In its Decision and Order, the Court stated that the County’s proposed remedial district map “runs afoul of Supreme Court pronouncement against racial classifications in drawing voting districts.” The Court found this with respect to San Juan County Commission Districts 1 and 2 and School Board District 3.
This is the second time the District Court has found the County’s Commission and School Board districts unconstitutional. In December 2015 the Court held the electoral districts for the School Board violated the one-person, one-vote requirement of the Equal Protection Clause of the Constitution. In February 2016 the Court concluded the County had racially gerrymandered County Commission election districts in violation of the Constitution.
The remedial maps rejected by the Court on July 14 was supposed to correct these illegal district maps, but instead the maps improperly packed American Indians in districts in violation of the Equal Protection Clause of the Constitution.
“It is extremely disappointing that San Juan County continues to draw its political boundaries in violation of federal law and in a manner to suppress the Navajo voice. The County should use the same energy it puts into maintaining gerrymandered districts into crafting an equitable and fair remedy that gives all citizens of San Juan County an equal voice” said Ethel Branch, Attorney General of the Navajo Nation.

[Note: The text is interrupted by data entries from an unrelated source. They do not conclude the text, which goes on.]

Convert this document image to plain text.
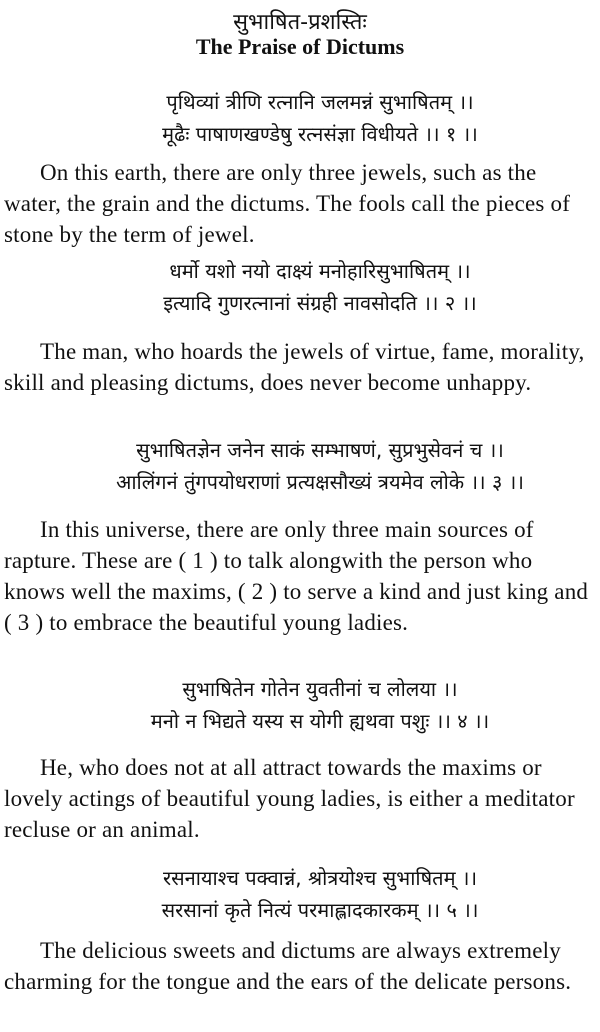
सुभाषित-प्रशस्तिः
The Praise of Dictums
पृथिव्यां त्रीणि रत्नानि जलमन्नं सुभाषितम् ।।
मूढैः पाषाणखण्डेषु रत्नसंज्ञा विधीयते ।। १ ।।
On this earth, there are only three jewels, such as the water, the grain and the dictums. The fools call the pieces of stone by the term of jewel.
धर्मो यशो नयो दाक्ष्यं मनोहारिसुभाषितम् ।।
इत्यादि गुणरत्नानां संग्रही नावसोदति ।। २ ।।
The man, who hoards the jewels of virtue, fame, morality, skill and pleasing dictums, does never become unhappy.
सुभाषितज्ञेन जनेन साकं सम्भाषणं, सुप्रभुसेवनं च ।।
आलिंगनं तुंगपयोधराणां प्रत्यक्षसौख्यं त्रयमेव लोके ।। ३ ।।
In this universe, there are only three main sources of rapture. These are ( 1 ) to talk alongwith the person who knows well the maxims, ( 2 ) to serve a kind and just king and ( 3 ) to embrace the beautiful young ladies.
सुभाषितेन गोतेन युवतीनां च लोलया ।।
मनो न भिद्यते यस्य स योगी ह्यथवा पशुः ।। ४ ।।
He, who does not at all attract towards the maxims or lovely actings of beautiful young ladies, is either a meditator recluse or an animal.
रसनायाश्च पक्वान्नं, श्रोत्रयोश्च सुभाषितम् ।।
सरसानां कृते नित्यं परमाह्लादकारकम् ।। ५ ।।
The delicious sweets and dictums are always extremely charming for the tongue and the ears of the delicate persons.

“San Juan County has been operating under unconstitutional election districts for over 10 years. Our Navajo people living in San Juan County have waited too long for a fair and just remedy. The currently-seated San Juan County officials are not the legitimate representatives of the people of San Juan County and should be replaced with all due speed.”
CORRECTION: In a previous version of this article, Native News Online erroneously used a map of San Juan, New Mexico. The staff apologizes for any confusion this may have presented.